Benzina: non scende il prezzo alla pompa

ROMA – Non importa essere esperti di economia per rendersene conto: quando le quotazioni del petrolio aumentavano, il prezzo alla pompa schizzava in alto immediatamente. Ora che, da mesi, il greggio costa poco, la riduzione al distributore è scandita al ribasso solo da qualche centesimo. Il presidente di Adiconsum, Pietro Giordano, attacca:  ”Da giorni assistiamo al crollo del prezzo del petrolio. Un crollo che gli automobilisti attendevano da anni e che finalmente è arrivato, ma con conseguenze che non si aspettavano.  Infatti al crollo del petrolio non è seguito il tanto auspicato crollo dei prezzi dei carburanti. Il motivo è semplice: la forte tassazione (70%) applicata dallo Stato grazie all’imposizione delle accise e al pagamento dell’Iva sulle accise stesse”.

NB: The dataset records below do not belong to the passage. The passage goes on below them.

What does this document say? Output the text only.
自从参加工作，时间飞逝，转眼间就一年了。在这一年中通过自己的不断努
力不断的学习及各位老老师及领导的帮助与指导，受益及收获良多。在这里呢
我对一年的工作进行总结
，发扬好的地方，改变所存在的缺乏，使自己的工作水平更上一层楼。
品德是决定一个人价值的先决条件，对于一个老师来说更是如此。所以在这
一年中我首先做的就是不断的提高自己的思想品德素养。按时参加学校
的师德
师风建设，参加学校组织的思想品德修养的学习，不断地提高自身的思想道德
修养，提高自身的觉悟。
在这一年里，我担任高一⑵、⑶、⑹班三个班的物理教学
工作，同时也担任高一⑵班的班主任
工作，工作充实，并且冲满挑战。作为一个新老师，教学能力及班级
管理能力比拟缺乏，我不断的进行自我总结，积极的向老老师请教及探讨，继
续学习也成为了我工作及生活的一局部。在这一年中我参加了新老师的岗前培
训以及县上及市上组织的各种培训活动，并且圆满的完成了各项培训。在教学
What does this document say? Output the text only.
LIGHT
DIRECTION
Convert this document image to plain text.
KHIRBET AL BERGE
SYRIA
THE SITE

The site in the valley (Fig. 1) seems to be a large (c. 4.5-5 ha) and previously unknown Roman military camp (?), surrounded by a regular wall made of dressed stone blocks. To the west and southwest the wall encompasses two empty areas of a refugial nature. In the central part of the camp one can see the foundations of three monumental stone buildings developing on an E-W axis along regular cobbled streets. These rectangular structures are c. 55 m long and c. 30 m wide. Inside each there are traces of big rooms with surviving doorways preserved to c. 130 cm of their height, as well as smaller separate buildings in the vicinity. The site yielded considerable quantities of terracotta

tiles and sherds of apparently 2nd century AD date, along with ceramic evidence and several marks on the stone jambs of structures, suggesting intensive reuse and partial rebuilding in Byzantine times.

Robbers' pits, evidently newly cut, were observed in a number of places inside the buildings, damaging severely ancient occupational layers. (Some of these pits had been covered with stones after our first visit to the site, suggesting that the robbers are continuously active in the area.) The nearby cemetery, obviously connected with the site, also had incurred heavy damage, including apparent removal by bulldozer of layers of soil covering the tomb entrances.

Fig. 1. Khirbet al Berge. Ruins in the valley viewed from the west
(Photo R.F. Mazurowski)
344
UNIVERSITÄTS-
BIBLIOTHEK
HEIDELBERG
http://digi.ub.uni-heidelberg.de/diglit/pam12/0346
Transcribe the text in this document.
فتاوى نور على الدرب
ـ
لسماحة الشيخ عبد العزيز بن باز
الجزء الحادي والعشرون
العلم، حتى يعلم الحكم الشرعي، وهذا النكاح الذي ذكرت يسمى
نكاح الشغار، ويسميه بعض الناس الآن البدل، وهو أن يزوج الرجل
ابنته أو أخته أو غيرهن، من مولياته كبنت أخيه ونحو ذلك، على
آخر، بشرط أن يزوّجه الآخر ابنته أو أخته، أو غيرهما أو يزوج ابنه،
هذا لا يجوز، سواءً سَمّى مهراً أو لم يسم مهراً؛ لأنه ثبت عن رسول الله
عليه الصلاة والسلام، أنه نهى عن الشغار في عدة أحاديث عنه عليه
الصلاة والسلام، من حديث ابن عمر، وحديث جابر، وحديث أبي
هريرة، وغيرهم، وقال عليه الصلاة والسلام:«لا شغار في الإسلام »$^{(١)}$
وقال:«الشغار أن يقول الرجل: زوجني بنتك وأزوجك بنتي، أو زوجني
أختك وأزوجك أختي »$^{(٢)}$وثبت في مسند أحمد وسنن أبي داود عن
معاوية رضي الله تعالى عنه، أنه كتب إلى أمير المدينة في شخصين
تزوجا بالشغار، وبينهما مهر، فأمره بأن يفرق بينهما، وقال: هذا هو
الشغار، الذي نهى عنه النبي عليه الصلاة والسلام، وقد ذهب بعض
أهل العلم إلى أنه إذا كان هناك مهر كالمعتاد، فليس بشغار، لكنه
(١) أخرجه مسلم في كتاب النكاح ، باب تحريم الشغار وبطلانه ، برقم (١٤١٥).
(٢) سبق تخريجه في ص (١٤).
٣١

Lo Stato, rileva Giordano, ”ha trasformato l’auto in un bancomat, al pari della casa. Ma l’auto non è un bene di lusso, è un mezzo per raggiungere il proprio posto di lavoro, a fronte anche di una condizione fortemente critica del trasporto pubblico locale”. I consumatori-automobilisti, aggiunge, ”non solo non usufruiscono del calo dei prezzi del petrolio sul mercato internazionale, ma neanche della diminuzione dei prezzi del carrello della spesa che ne deriverebbe, visto che in Italia, la maggior parte dei prodotti viaggia su gomma”. Adiconsum chiede al Governo, conclude Giordano, ”di abrogare le accise anacronistiche, di abolire l’Iva sulle accise e di discutere con le Associazioni Consumatori la riforma del trasporto pubblico locale, di cui il ministro Delrio ha annunciato essere già pronta una bozza”.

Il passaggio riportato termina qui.